Friday, March 23, 2012
Margo called from West Bend where she is helping her dad recover from bypass surgery (he is doing good) and reminded me I should mow off the big butterfly flowerbed before it gets started too much.
When we used to spend more time in Pine Island and less in Cushing, she had the yard filled with bright colored annuals. She converted them to perennials and lets them survive on their own for the summer--survial of the fittest.
The early flowers are Russell Lupines. They have spread all over the flower bed and are quite spectacular through May and into June. Then purple coneflowers, golden rod, joe-pye weed, and others fight with milkweeds, goldenrod and thistles for the attention of butterflies. Last year a gopher rummaged through throwing up mounds and making a mess that needed to be leveled a little, and the remnants of my raspberry and blackberries keep coming back to add to the tangle.
A good low scalping with the riding lawnmower does good to give everything an even start. So, this morning Scott and I went out and rolled out the 1999 Murray 40 mower (cheap tractor type). After airing the tires and checking the oil, we stuck on the charger-booster and after a few grunts, it started and ran roughly. After letting it warm a little, we shut it down.

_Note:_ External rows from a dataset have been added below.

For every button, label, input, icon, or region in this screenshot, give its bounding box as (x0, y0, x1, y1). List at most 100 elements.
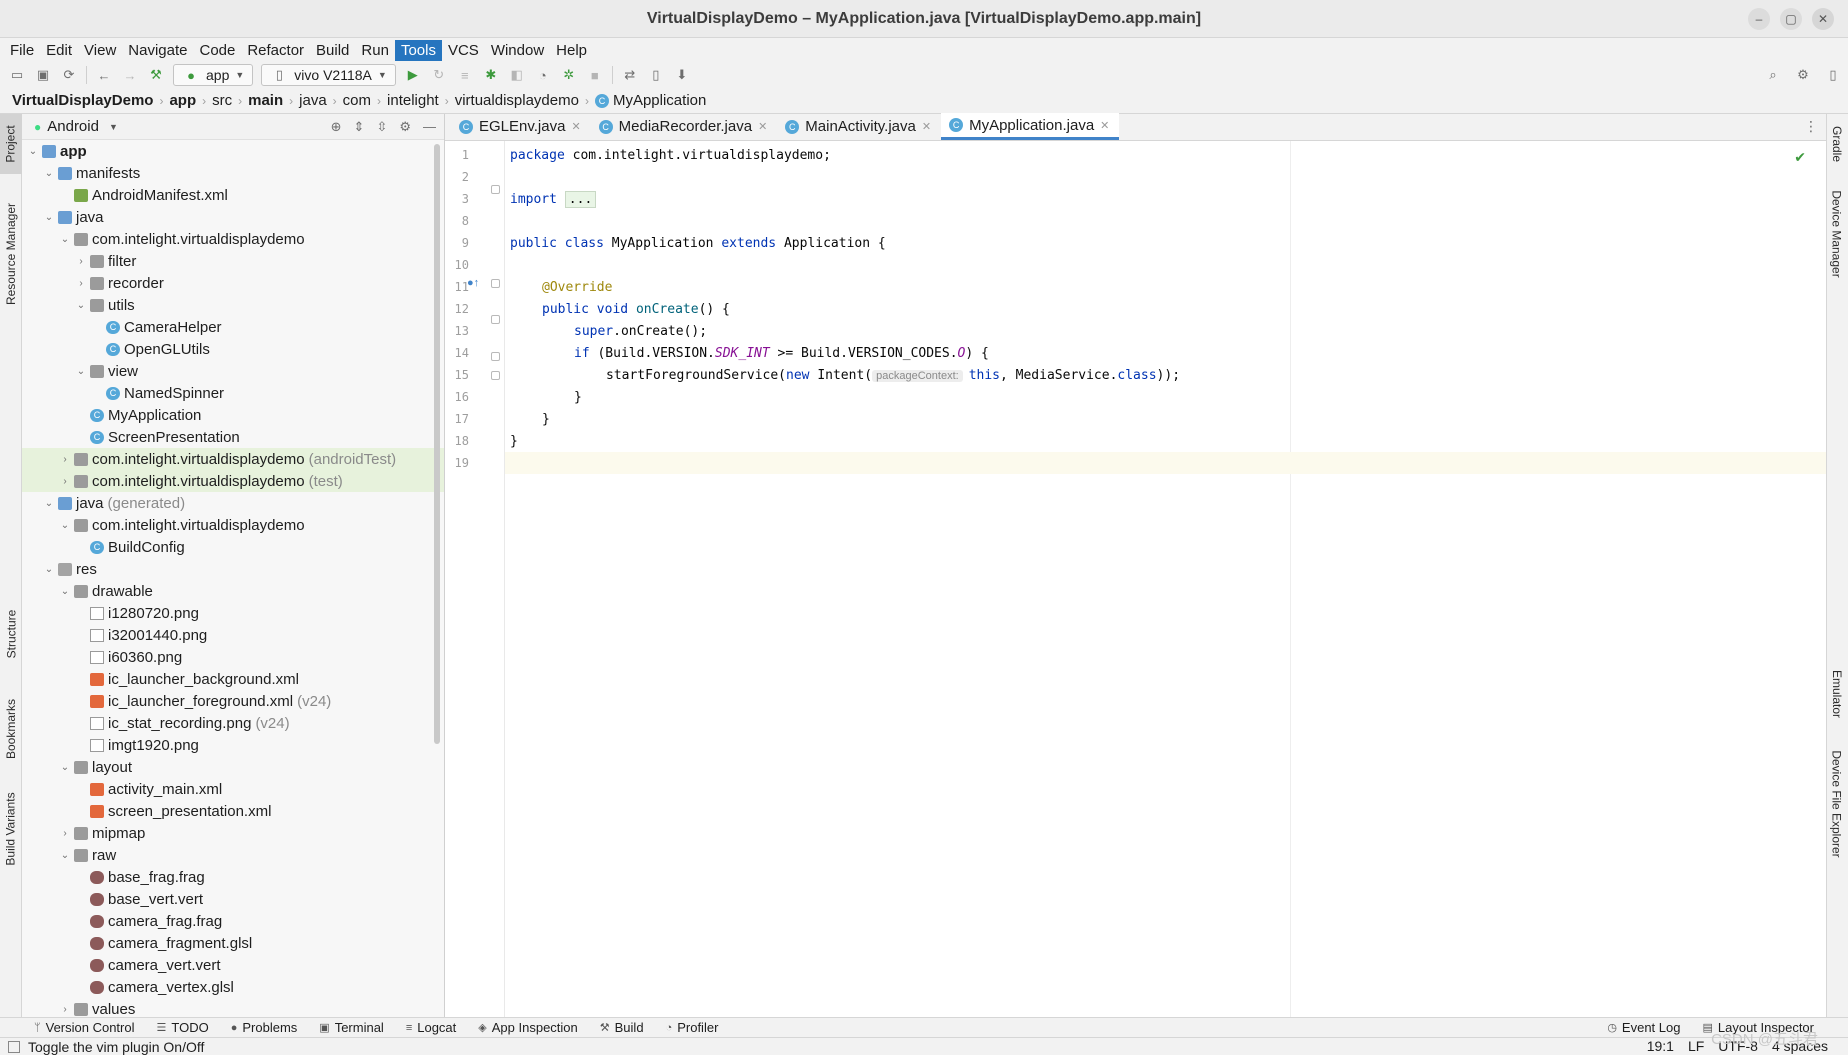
tree-item[interactable]: ⌄ manifests (22, 162, 444, 184)
breadcrumb-item[interactable]: virtualdisplaydemo (455, 92, 579, 109)
tool-tab-device-file-explorer[interactable]: Device File Explorer (1826, 734, 1848, 874)
expand-all-icon[interactable]: ⇕ (354, 119, 365, 135)
menu-code[interactable]: Code (193, 40, 241, 61)
hide-icon[interactable]: — (423, 119, 436, 135)
breadcrumb-item[interactable]: src (212, 92, 232, 109)
chevron-down-icon[interactable]: ⌄ (58, 762, 72, 773)
tool-tab-build-variants[interactable]: Build Variants (0, 774, 22, 884)
rerun-icon[interactable]: ↻ (430, 66, 448, 84)
editor-tab-myapplication[interactable]: C MyApplication.java ✕ (941, 113, 1120, 140)
menu-vcs[interactable]: VCS (442, 40, 485, 61)
caret-position[interactable]: 19:1 (1647, 1038, 1674, 1054)
chevron-right-icon[interactable]: › (74, 256, 88, 267)
tree-item[interactable]: ⌄ drawable (22, 580, 444, 602)
tool-tab-profiler[interactable]: ◔ Profiler (666, 1020, 719, 1035)
stop-icon[interactable]: ■ (586, 66, 604, 84)
search-icon[interactable]: ⌕ (1764, 66, 1782, 84)
tree-item[interactable]: base_vert.vert (22, 888, 444, 910)
open-folder-icon[interactable]: ▭ (8, 66, 26, 84)
tool-tab-resource-manager[interactable]: Resource Manager (0, 184, 22, 324)
breadcrumb-item[interactable]: MyApplication (613, 92, 706, 109)
menu-file[interactable]: File (4, 40, 40, 61)
tool-tab-device-manager[interactable]: Device Manager (1826, 174, 1848, 294)
tree-item[interactable]: ⌄ utils (22, 294, 444, 316)
editor-tab-mediarecorder[interactable]: C MediaRecorder.java ✕ (591, 113, 778, 140)
fold-icon[interactable] (491, 185, 500, 194)
close-icon[interactable]: ✕ (571, 120, 580, 133)
tree-item[interactable]: › filter (22, 250, 444, 272)
editor-gutter[interactable]: ●↑ (445, 141, 505, 1017)
project-scrollbar[interactable] (434, 144, 440, 744)
tool-tab-event-log[interactable]: ◷ Event Log (1607, 1020, 1680, 1035)
locate-icon[interactable]: ⊕ (331, 119, 342, 135)
tool-tab-app-inspection[interactable]: ◈ App Inspection (478, 1020, 577, 1035)
coverage-icon[interactable]: ◧ (508, 66, 526, 84)
sdk-manager-icon[interactable]: ⬇ (673, 66, 691, 84)
close-button[interactable]: ✕ (1812, 8, 1834, 30)
editor-tab-eglenv[interactable]: C EGLEnv.java ✕ (451, 113, 591, 140)
tree-item[interactable]: ic_launcher_background.xml (22, 668, 444, 690)
menu-window[interactable]: Window (485, 40, 550, 61)
menu-edit[interactable]: Edit (40, 40, 78, 61)
chevron-right-icon[interactable]: › (74, 278, 88, 289)
breadcrumb-item[interactable]: java (299, 92, 327, 109)
maximize-button[interactable]: ▢ (1780, 8, 1802, 30)
status-square-icon[interactable] (8, 1040, 20, 1053)
notifications-icon[interactable]: ▯ (1824, 66, 1842, 84)
chevron-right-icon[interactable]: › (58, 1004, 72, 1015)
tool-tab-build[interactable]: ⚒ Build (600, 1020, 644, 1035)
menu-help[interactable]: Help (550, 40, 593, 61)
gear-icon[interactable]: ⚙ (399, 119, 411, 135)
code-editor[interactable]: ✔ 1 package com.intelight.virtualdisplay… (455, 141, 1826, 1017)
tree-item[interactable]: C BuildConfig (22, 536, 444, 558)
collapse-all-icon[interactable]: ⇳ (376, 119, 387, 135)
tree-item[interactable]: camera_vert.vert (22, 954, 444, 976)
menu-tools[interactable]: Tools (394, 39, 442, 61)
tool-tab-terminal[interactable]: ▣ Terminal (319, 1020, 384, 1035)
tool-tab-project[interactable]: Project (0, 114, 22, 174)
tree-item[interactable]: › mipmap (22, 822, 444, 844)
project-view-selector[interactable]: Android (47, 118, 99, 135)
tree-item[interactable]: ⌄ raw (22, 844, 444, 866)
breadcrumb-item[interactable]: com (343, 92, 371, 109)
chevron-down-icon[interactable]: ⌄ (42, 498, 56, 509)
gear-icon[interactable]: ⚙ (1794, 66, 1812, 84)
back-arrow-icon[interactable]: ← (95, 66, 113, 84)
chevron-right-icon[interactable]: › (58, 828, 72, 839)
tree-item[interactable]: ic_launcher_foreground.xml (v24) (22, 690, 444, 712)
tree-item[interactable]: screen_presentation.xml (22, 800, 444, 822)
tree-item[interactable]: ⌄ java (22, 206, 444, 228)
close-icon[interactable]: ✕ (758, 120, 767, 133)
run-icon[interactable]: ▶ (404, 66, 422, 84)
chevron-down-icon[interactable]: ⌄ (74, 300, 88, 311)
tree-item[interactable]: C ScreenPresentation (22, 426, 444, 448)
tree-item[interactable]: ⌄ com.intelight.virtualdisplaydemo (22, 228, 444, 250)
tree-item[interactable]: ⌄ view (22, 360, 444, 382)
fold-icon[interactable] (491, 279, 500, 288)
chevron-down-icon[interactable]: ⌄ (58, 850, 72, 861)
debug-icon[interactable]: ✱ (482, 66, 500, 84)
menu-view[interactable]: View (78, 40, 122, 61)
tree-item[interactable]: ⌄ com.intelight.virtualdisplaydemo (22, 514, 444, 536)
breadcrumb-item[interactable]: intelight (387, 92, 439, 109)
tool-tab-emulator[interactable]: Emulator (1826, 654, 1848, 734)
apply-changes-icon[interactable]: ≡ (456, 66, 474, 84)
run-config-dropdown[interactable]: ● app ▼ (173, 64, 254, 86)
tree-item[interactable]: ⌄ java (generated) (22, 492, 444, 514)
tree-item[interactable]: › com.intelight.virtualdisplaydemo (androi… (22, 448, 444, 470)
tree-item[interactable]: camera_frag.frag (22, 910, 444, 932)
menu-build[interactable]: Build (310, 40, 355, 61)
tool-tab-logcat[interactable]: ≡ Logcat (406, 1020, 456, 1035)
folded-imports[interactable]: ... (564, 190, 597, 208)
tree-item[interactable]: ⌄ app (22, 140, 444, 162)
tree-item[interactable]: ⌄ layout (22, 756, 444, 778)
menu-refactor[interactable]: Refactor (241, 40, 310, 61)
tool-tab-structure[interactable]: Structure (0, 594, 22, 674)
tree-item[interactable]: i1280720.png (22, 602, 444, 624)
profile-icon[interactable]: ◔ (534, 66, 552, 84)
chevron-down-icon[interactable]: ⌄ (42, 564, 56, 575)
tree-item[interactable]: C OpenGLUtils (22, 338, 444, 360)
chevron-down-icon[interactable]: ⌄ (58, 234, 72, 245)
tree-item[interactable]: base_frag.frag (22, 866, 444, 888)
tree-item[interactable]: C MyApplication (22, 404, 444, 426)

The mower had been shaking too much--found loose motor mount bolts to tighten. Changed the oil, put in some more gas, changed the spark plug, greased it (Scott did the work and I supervised with the excuse of my knee hurting) and then took it for a spin. It seemed to work OK, so we ground off the flower bed (maybe 30x60 feet) cutting off some new shoots and noticing that many daffodils were budded out ready to burst into bloom (we avoided those).
"Doesn't have any power to go forward" noted Scott. I climbed on and working at it got my right knee bent back enough to run the foot pedal that controls forward and backward movement and speed. "Guess the main drive belt is loose," I commented while getting myself wedged between a couple of big landscaping railroad ties that Scott had to lift and maneuver the mower back out of.

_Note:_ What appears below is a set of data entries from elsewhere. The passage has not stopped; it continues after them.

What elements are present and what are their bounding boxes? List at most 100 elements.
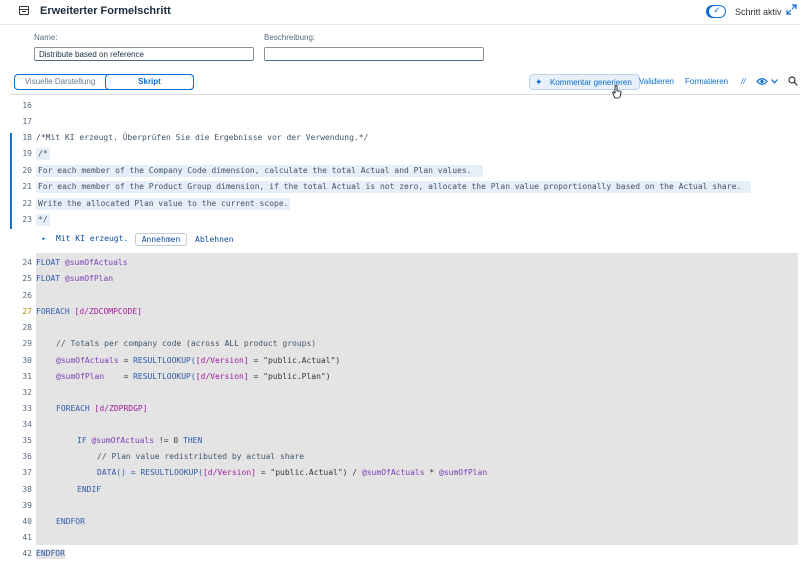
- keyword: FOREACH: [56, 404, 90, 413]
- line-number: 17: [22, 117, 32, 126]
- function: RESULTLOOKUP(: [133, 372, 196, 381]
- line-number: 34: [22, 420, 32, 429]
- keyword: ENDFOR: [36, 549, 65, 559]
- ai-comment-line: Write the allocated Plan value to the cu…: [36, 198, 291, 210]
- keyword: THEN: [183, 436, 203, 445]
- reject-button[interactable]: Ablehnen: [195, 233, 234, 246]
- line-number: 41: [22, 533, 32, 542]
- chevron-down-icon[interactable]: [771, 79, 778, 84]
- line-number: 42: [22, 549, 32, 558]
- line-number: 19: [22, 149, 32, 158]
- code-line: FLOAT @sumOfActuals: [36, 258, 128, 268]
- line-number: 29: [22, 339, 32, 348]
- operator: =: [104, 372, 134, 381]
- line-number: 36: [22, 452, 32, 461]
- variable: @sumOfActuals: [361, 468, 425, 477]
- variable: @sumOfActuals: [91, 436, 155, 445]
- function: RESULTLOOKUP(: [133, 356, 196, 365]
- generate-comment-button[interactable]: ✦ Kommentar generieren: [529, 74, 640, 90]
- editor-toolbar: Visuelle Darstellung Skript ✦ Kommentar …: [10, 71, 800, 95]
- description-field[interactable]: [264, 47, 484, 61]
- header-bar: Erweiterter Formelschritt ✓ Schritt akti…: [0, 0, 800, 25]
- expand-icon[interactable]: [786, 4, 797, 15]
- ai-comment-line: For each member of the Company Code dime…: [36, 165, 484, 177]
- line-number-active: 27: [22, 307, 32, 316]
- variable: @sumOfPlan: [439, 468, 488, 477]
- line-number: 28: [22, 323, 32, 332]
- page-title: Erweiterter Formelschritt: [40, 5, 171, 17]
- line-number: 18: [22, 133, 32, 142]
- code-comment: // Plan value redistributed by actual sh…: [97, 452, 305, 461]
- function: DATA() = RESULTLOOKUP(: [97, 468, 203, 477]
- keyword: ENDIF: [77, 485, 102, 494]
- line-number: 22: [22, 199, 32, 208]
- line-number: 23: [22, 215, 32, 224]
- line-number: 39: [22, 501, 32, 510]
- keyword: ENDFOR: [56, 517, 85, 526]
- keyword: FOREACH: [36, 307, 70, 316]
- variable: @sumOfActuals: [56, 356, 119, 365]
- code-editor[interactable]: 16 17 18 19 20 21 22 23 24 25 26 27 28 2…: [10, 95, 798, 566]
- ai-sparkle-icon: ✦: [41, 234, 46, 243]
- dimension: [d/Version]: [195, 372, 249, 381]
- step-active-toggle[interactable]: ✓: [706, 5, 726, 18]
- line-number: 30: [22, 356, 32, 365]
- selection-highlight: [36, 253, 798, 545]
- code-line: FLOAT @sumOfPlan: [36, 274, 113, 284]
- variable: @sumOfActuals: [64, 258, 128, 267]
- description-label: Beschreibung:: [264, 33, 316, 42]
- search-icon[interactable]: [788, 76, 798, 86]
- ai-sparkle-icon: ✦: [535, 77, 543, 87]
- line-number: 24: [22, 258, 32, 267]
- step-active-label: Schritt aktiv: [735, 7, 782, 17]
- line-number: 38: [22, 485, 32, 494]
- validate-button[interactable]: Validieren: [639, 77, 674, 86]
- string: = "public.Actual") /: [255, 468, 362, 477]
- operator: *: [424, 468, 439, 477]
- code-line: FOREACH [d/ZDCOMPCODE]: [36, 307, 142, 317]
- string: = "public.Plan"): [248, 372, 331, 381]
- string: = "public.Actual"): [248, 356, 341, 365]
- operator: != 0: [154, 436, 183, 445]
- ai-comment-line: For each member of the Product Group dim…: [36, 181, 752, 193]
- name-label: Name:: [34, 33, 58, 42]
- dimension: [d/ZDPRDGP]: [94, 404, 148, 413]
- code-comment: // Totals per company code (across ALL p…: [56, 339, 317, 348]
- code-line: @sumOfActuals = RESULTLOOKUP([d/Version]…: [56, 356, 340, 366]
- line-number: 37: [22, 468, 32, 477]
- line-number: 21: [22, 182, 32, 191]
- line-number: 40: [22, 517, 32, 526]
- formula-step-icon: [19, 6, 29, 15]
- dimension: [d/Version]: [195, 356, 249, 365]
- line-number: 16: [22, 101, 32, 110]
- code-line: IF @sumOfActuals != 0 THEN: [77, 436, 202, 446]
- keyword: FLOAT: [36, 258, 61, 267]
- accept-button[interactable]: Annehmen: [135, 233, 187, 246]
- ai-comment-open: /*: [36, 148, 50, 160]
- format-button[interactable]: Formatieren: [685, 77, 728, 86]
- code-line: FOREACH [d/ZDPRDGP]: [56, 404, 148, 414]
- line-number: 26: [22, 291, 32, 300]
- code-line: DATA() = RESULTLOOKUP([d/Version] = "pub…: [97, 468, 487, 478]
- tab-visual[interactable]: Visuelle Darstellung: [15, 75, 105, 89]
- comment-toggle-button[interactable]: //: [741, 77, 745, 86]
- variable: @sumOfPlan: [64, 274, 114, 283]
- line-number: 32: [22, 388, 32, 397]
- line-number: 33: [22, 404, 32, 413]
- line-number: 35: [22, 436, 32, 445]
- code-line: @sumOfPlan = RESULTLOOKUP([d/Version] = …: [56, 372, 331, 382]
- name-field[interactable]: Distribute based on reference: [34, 47, 254, 61]
- ai-generated-label: Mit KI erzeugt.: [56, 234, 129, 243]
- tab-script[interactable]: Skript: [105, 74, 194, 90]
- line-number: 25: [22, 274, 32, 283]
- ai-comment-header: /*Mit KI erzeugt. Überprüfen Sie die Erg…: [36, 133, 369, 142]
- line-number: 31: [22, 372, 32, 381]
- variable: @sumOfPlan: [56, 372, 105, 381]
- keyword: FLOAT: [36, 274, 61, 283]
- view-mode-toggle: Visuelle Darstellung Skript: [14, 74, 194, 90]
- dimension: [d/Version]: [202, 468, 256, 477]
- dimension: [d/ZDCOMPCODE]: [74, 307, 142, 316]
- keyword: IF: [77, 436, 87, 445]
- ai-comment-close: */: [36, 214, 50, 226]
- eye-icon[interactable]: [756, 77, 768, 86]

Looking at the manual, there is no adjustment for the drive belt (which has never been replaced), so that looks like the next job--getting the mower deck off, raise in the air and crawling under and unbolting 3 idler pulleys to get the belt replaced. It costs from $12-25 when searched for on the Internet (lots of places to order it), but I will try a local shop first to see if I can get one without having to wait for the shipping.
The flower bed (it was at onetime our garden too), appears to be overrun with lush 2 inch tall nettle plants. I don't know of any bird or wildlife that uses the nettle; it has a rather poor bloom, so I think I need to get rid of it. I know that back to nature folks cook nettle greens in the spring and make nettle tea, but the plants are a real skin irritant if you brush against them and will crowd out most anything else around them. The Indians used the long tough nettle fibers for thread, so it is a useful plant, but not with the flowers. My plan is to get a spray bottle of Round-up and carefully try to spray just the nettles--way too many to hoe or pull. I want their death to be a lesson to other unwanted plants that might be lurking nearby.